The crowd screams in delight as the lights drop for the beginning of Primordial Covenant’s performance. While the amphitheater they’re playing in isn’t as packed as their other shows, the crowd is still massive. I let my plans for the future and worry for my Fate matched mates slip away as I focus on capturing the heart behind their performance.

Nexus growls out his usual greeting, the words holding just a bit more bite than they usually do. Their fans still eat it up, singing along. My camera tracks the various looks of rapture across their faces as they get lost in the music, able to avoid the struggles they face out in the world for a few hours.

This is what Nebula meant that day in the diner–their messages matter more than their names. Primordial Covenant’s music reaching those who are lost, trapped, or downtrodden, and lifting them up even a tiny bit would be the most magical thing in this entire world.

I focus on the band after a few songs, immediately pulled in by their energy. Their scents. A shudder runs down my spine and my eyes flutter closed.

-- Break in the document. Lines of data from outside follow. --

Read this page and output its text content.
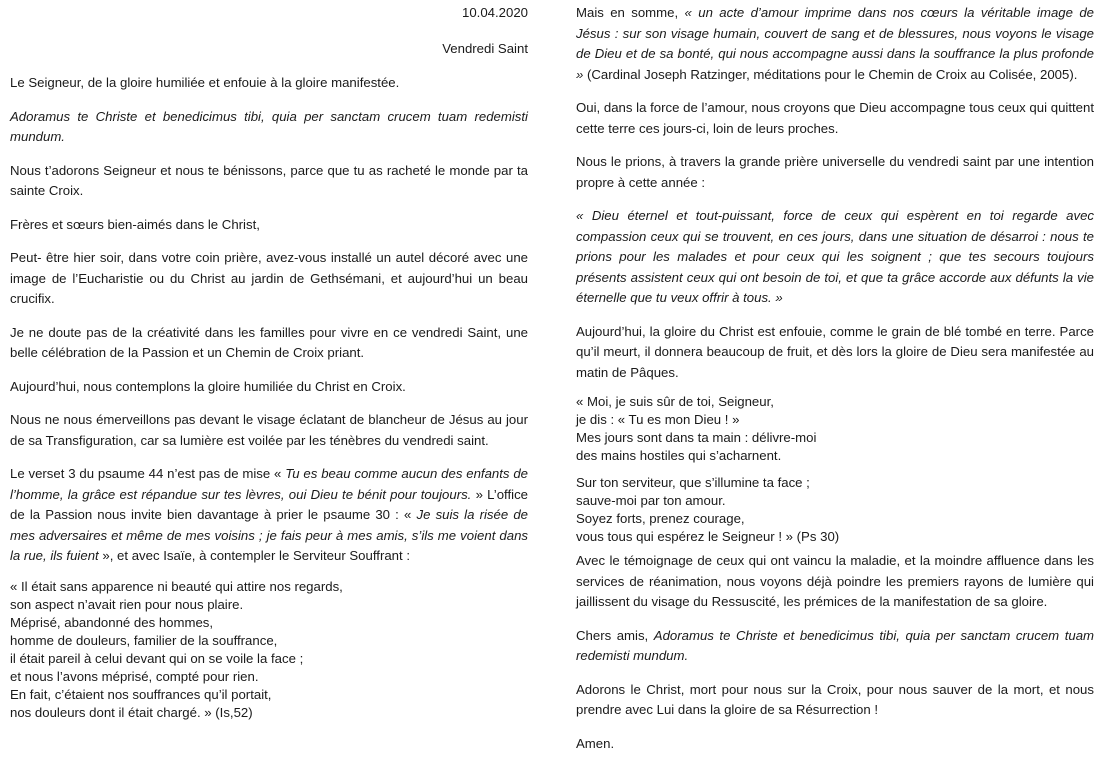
10.04.2020

Vendredi Saint

Le Seigneur, de la gloire humiliée et enfouie à la gloire manifestée.

Adoramus te Christe et benedicimus tibi, quia per sanctam crucem tuam redemisti mundum.

Nous t’adorons Seigneur et nous te bénissons, parce que tu as racheté le monde par ta sainte Croix.

Frères et sœurs bien-aimés dans le Christ,

Peut- être hier soir, dans votre coin prière, avez-vous installé un autel décoré avec une image de l’Eucharistie ou du Christ au jardin de Gethsémani, et aujourd’hui un beau crucifix.

Je ne doute pas de la créativité dans les familles pour vivre en ce vendredi Saint, une belle célébration de la Passion et un Chemin de Croix priant.

Aujourd’hui, nous contemplons la gloire humiliée du Christ en Croix.

Nous ne nous émerveillons pas devant le visage éclatant de blancheur de Jésus au jour de sa Transfiguration, car sa lumière est voilée par les ténèbres du vendredi saint.

Le verset 3 du psaume 44 n’est pas de mise « Tu es beau comme aucun des enfants de l’homme, la grâce est répandue sur tes lèvres, oui Dieu te bénit pour toujours. » L’office de la Passion nous invite bien davantage à prier le psaume 30 : « Je suis la risée de mes adversaires et même de mes voisins ; je fais peur à mes amis, s’ils me voient dans la rue, ils fuient », et avec Isaïe, à contempler le Serviteur Souffrant :

« Il était sans apparence ni beauté qui attire nos regards,

son aspect n’avait rien pour nous plaire.

Méprisé, abandonné des hommes,

homme de douleurs, familier de la souffrance,

il était pareil à celui devant qui on se voile la face ;

et nous l’avons méprisé, compté pour rien.

En fait, c’étaient nos souffrances qu’il portait,

nos douleurs dont il était chargé. » (Is,52)

Mais en somme, « un acte d’amour imprime dans nos cœurs la véritable image de Jésus : sur son visage humain, couvert de sang et de blessures, nous voyons le visage de Dieu et de sa bonté, qui nous accompagne aussi dans la souffrance la plus profonde » (Cardinal Joseph Ratzinger, méditations pour le Chemin de Croix au Colisée, 2005).

Oui, dans la force de l’amour, nous croyons que Dieu accompagne tous ceux qui quittent cette terre ces jours-ci, loin de leurs proches.

Nous le prions, à travers la grande prière universelle du vendredi saint par une intention propre à cette année :

« Dieu éternel et tout-puissant, force de ceux qui espèrent en toi regarde avec compassion ceux qui se trouvent, en ces jours, dans une situation de désarroi : nous te prions pour les malades et pour ceux qui les soignent ; que tes secours toujours présents assistent ceux qui ont besoin de toi, et que ta grâce accorde aux défunts la vie éternelle que tu veux offrir à tous. »

Aujourd’hui, la gloire du Christ est enfouie, comme le grain de blé tombé en terre. Parce qu’il meurt, il donnera beaucoup de fruit, et dès lors la gloire de Dieu sera manifestée au matin de Pâques.

« Moi, je suis sûr de toi, Seigneur,

je dis : « Tu es mon Dieu ! »

Mes jours sont dans ta main : délivre-moi

des mains hostiles qui s’acharnent.

Sur ton serviteur, que s’illumine ta face ;

sauve-moi par ton amour.

Soyez forts, prenez courage,

vous tous qui espérez le Seigneur ! » (Ps 30)

Avec le témoignage de ceux qui ont vaincu la maladie, et la moindre affluence dans les services de réanimation, nous voyons déjà poindre les premiers rayons de lumière qui jaillissent du visage du Ressuscité, les prémices de la manifestation de sa gloire.

Chers amis, Adoramus te Christe et benedicimus tibi, quia per sanctam crucem tuam redemisti mundum.

Adorons le Christ, mort pour nous sur la Croix, pour nous sauver de la mort, et nous prendre avec Lui dans la gloire de sa Résurrection !

Amen.
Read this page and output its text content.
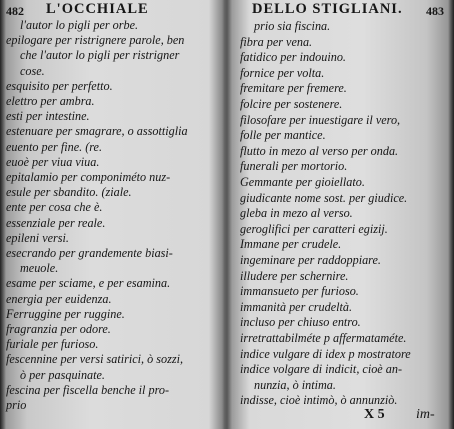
482 L'OCCHIALE
l'autor lo pigli per orbe.
epilogare per ristrignere parole, ben
che l'autor lo pigli per ristrigner
cose.
esquisito per perfetto.
elettro per ambra.
esti per intestine.
estenuare per smagrare, o assottiglia
euento per fine. (re.
euoè per viua viua.
epitalamio per componiméto nuz-
esule per sbandito. (ziale.
ente per cosa che è.
essenziale per reale.
epileni versi.
esecrando per grandemente biasi-
meuole.
esame per sciame, e per esamina.
energia per euidenza.
Ferruggine per ruggine.
fragranzia per odore.
furiale per furioso.
fescennine per versi satirici, ò sozzi,
ò per pasquinate.
fescina per fiscella benche il pro-
prio
DELLO STIGLIANI. 483
prio sia fiscina.
fibra per vena.
fatidico per indouino.
fornice per volta.
fremitare per fremere.
folcire per sostenere.
filosofare per inuestigare il vero,
folle per mantice.
flutto in mezo al verso per onda.
funerali per mortorio.
Gemmante per gioiellato.
giudicante nome sost. per giudice.
gleba in mezo al verso.
geroglifici per caratteri egizij.
Immane per crudele.
ingeminare per raddoppiare.
illudere per schernire.
immansueto per furioso.
immanità per crudeltà.
incluso per chiuso entro.
irretrattabilméte p affermataméte.
indice vulgare di idex p mostratore
indice volgare di indicit, cioè an-
nunzia, ò intima.
indisse, cioè intimò, ò annunziò.
X 5 im-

One of their lower-tempo songs starts as I focus on Nebula. The neck of his sleek black bass wrapped in his hand. The letters tattooed on his knuckles stand out against his pale skin with the blue-gray lighting behind him. His head tilts back slightly, almost as if he’s as lost in the music as his fans are. I snap the shot then switch to video to capture the moment their song drops into a breakdown before Nebula’s solo. His body somehow gets looser, almost like his limbs are made of water as he moves. His fingers flying across the strings.